Micron Technology, Inc (NASDAQ:MU) Looks Forward To A Major Positive Shift

The cyclical nature of Micron Technology, Inc (NASDAQ:MU) business happens to be a unique attribute globally. This company focuses on the production of NAND and DRAM.

These products happen to have been produced in significant volumes over the previous quarters. This ended up impacting pricing a great deal, with analysts describing it as soft.

The turn of events

Micron Technology expressed its disappointment with the first quarter’s performance. The business gave an update outlining that the revenues had declined by 35% as compared to what it got previous year’s same quarter.

Anyone that follows the progress of the memory chip markets knows the trends quite well. Whenever it gets moving, it moves! Such a person understands how matters turn out when the industry holds the brakes in terms of capacities channeled into the markets. The ripple effects that follow usually persist for quite long.

The set up of the memory chip plants isn’t an easy undertaking in terms of the required resources and time. Analysts say that it might take many years and consume billions of dollars.

Micron thinks that proper strategies are the way to go to make it in this nature of business. Earlier on, it channeled $9 billion into capital equipment. It wants to change that saying it has plans to cut that down to $7 billion and $8 billion this fiscal year. Reports show the inclination of the other memory-chip makers to a similar course.

Thoughts from leaders and analysts

Analysts are looking forward to witnessing the impact of the shortage from the point of surplus.

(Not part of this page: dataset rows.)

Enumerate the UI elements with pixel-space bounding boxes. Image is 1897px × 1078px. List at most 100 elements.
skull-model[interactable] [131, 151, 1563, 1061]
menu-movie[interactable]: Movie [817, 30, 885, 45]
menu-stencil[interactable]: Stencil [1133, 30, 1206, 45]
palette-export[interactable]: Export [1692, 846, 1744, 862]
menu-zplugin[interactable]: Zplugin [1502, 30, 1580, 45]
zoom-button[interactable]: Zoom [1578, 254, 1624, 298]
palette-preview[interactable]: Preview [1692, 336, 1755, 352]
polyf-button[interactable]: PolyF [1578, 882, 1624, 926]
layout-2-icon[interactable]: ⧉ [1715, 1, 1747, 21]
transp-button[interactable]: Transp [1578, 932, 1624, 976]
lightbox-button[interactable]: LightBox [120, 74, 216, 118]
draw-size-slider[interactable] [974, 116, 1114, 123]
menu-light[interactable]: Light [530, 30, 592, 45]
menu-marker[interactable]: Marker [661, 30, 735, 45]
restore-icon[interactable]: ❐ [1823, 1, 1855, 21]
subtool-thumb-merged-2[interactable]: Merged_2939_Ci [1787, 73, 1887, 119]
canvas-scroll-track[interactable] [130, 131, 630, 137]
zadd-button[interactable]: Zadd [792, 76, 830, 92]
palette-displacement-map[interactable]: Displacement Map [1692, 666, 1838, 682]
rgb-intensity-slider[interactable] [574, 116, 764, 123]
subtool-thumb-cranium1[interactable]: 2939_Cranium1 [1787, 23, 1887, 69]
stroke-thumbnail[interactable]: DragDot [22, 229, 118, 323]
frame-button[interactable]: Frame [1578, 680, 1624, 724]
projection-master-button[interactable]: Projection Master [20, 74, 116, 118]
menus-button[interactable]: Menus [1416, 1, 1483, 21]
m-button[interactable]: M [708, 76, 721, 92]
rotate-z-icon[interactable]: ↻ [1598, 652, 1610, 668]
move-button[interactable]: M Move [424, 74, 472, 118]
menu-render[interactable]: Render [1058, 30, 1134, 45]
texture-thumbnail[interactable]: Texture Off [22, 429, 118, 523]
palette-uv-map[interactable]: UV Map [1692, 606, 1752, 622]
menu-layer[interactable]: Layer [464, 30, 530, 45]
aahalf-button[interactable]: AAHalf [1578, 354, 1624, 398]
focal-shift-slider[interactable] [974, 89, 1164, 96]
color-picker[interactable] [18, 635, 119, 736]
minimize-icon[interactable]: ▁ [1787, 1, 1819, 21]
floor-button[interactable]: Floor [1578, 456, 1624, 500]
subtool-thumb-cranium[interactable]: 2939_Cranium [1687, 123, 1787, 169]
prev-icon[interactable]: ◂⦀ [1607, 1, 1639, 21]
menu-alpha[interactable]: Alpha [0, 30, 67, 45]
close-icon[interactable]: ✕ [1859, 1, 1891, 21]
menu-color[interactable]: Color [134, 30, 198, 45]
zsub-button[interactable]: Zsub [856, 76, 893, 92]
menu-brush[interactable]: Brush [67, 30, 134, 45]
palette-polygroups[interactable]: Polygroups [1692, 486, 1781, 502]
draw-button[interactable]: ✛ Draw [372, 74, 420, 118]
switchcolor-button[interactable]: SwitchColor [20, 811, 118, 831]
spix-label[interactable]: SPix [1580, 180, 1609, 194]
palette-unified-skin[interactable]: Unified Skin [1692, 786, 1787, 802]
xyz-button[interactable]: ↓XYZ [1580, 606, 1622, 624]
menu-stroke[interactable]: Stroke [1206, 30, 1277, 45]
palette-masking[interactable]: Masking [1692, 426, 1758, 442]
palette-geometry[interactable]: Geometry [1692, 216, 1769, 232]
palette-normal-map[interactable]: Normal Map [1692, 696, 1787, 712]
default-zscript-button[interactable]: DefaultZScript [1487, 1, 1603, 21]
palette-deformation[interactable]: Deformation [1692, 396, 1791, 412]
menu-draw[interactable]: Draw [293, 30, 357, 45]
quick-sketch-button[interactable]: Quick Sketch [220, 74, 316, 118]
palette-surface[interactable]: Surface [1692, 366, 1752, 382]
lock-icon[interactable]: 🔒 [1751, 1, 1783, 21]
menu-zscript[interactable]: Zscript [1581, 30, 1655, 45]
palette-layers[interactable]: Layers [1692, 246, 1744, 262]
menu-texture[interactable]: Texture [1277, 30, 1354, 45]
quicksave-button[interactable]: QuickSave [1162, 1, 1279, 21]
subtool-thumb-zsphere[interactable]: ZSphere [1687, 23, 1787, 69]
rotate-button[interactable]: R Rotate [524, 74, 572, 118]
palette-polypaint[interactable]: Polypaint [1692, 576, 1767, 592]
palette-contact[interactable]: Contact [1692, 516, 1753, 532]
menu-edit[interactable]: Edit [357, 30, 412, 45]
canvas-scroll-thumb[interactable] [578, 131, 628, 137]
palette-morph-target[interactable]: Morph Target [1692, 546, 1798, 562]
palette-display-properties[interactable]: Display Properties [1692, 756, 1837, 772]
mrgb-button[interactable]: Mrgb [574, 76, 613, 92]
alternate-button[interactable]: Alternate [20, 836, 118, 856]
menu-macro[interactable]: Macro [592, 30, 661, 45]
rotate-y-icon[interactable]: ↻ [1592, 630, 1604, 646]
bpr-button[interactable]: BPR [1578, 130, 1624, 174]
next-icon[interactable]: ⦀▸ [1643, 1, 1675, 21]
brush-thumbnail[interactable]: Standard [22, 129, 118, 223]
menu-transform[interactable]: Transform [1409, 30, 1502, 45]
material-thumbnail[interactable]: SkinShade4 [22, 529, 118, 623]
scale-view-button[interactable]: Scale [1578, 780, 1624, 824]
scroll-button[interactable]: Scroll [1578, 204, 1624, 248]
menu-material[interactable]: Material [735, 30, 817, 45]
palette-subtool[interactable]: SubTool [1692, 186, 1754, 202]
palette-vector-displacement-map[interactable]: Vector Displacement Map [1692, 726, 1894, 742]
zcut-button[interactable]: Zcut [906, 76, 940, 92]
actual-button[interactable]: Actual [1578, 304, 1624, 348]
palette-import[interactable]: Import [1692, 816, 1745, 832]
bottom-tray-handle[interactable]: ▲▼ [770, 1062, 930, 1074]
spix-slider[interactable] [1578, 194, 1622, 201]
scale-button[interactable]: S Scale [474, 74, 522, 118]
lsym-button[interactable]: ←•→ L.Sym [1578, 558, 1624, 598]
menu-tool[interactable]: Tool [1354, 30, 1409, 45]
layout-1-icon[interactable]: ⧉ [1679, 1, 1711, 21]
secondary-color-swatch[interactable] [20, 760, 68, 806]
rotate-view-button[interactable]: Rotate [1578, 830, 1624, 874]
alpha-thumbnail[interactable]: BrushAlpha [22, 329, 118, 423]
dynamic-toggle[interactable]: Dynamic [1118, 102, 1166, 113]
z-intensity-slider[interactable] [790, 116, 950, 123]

There are high chances that it might end up improving pricing.

The Chief Business Officer of Micron Summit Sadana was recently in an interview where he disclosed some changes taking effect. The leader said that they had started witnessing some slight improvements in terms of pricing for both NAND and DRAM.

Sadana admits that several factors could lead to poor performance. He said that one of them would be seasonal slowness in the sale of products. The second one is the change in strategy among the PC makers. For instance, they would resort to something else other than memory.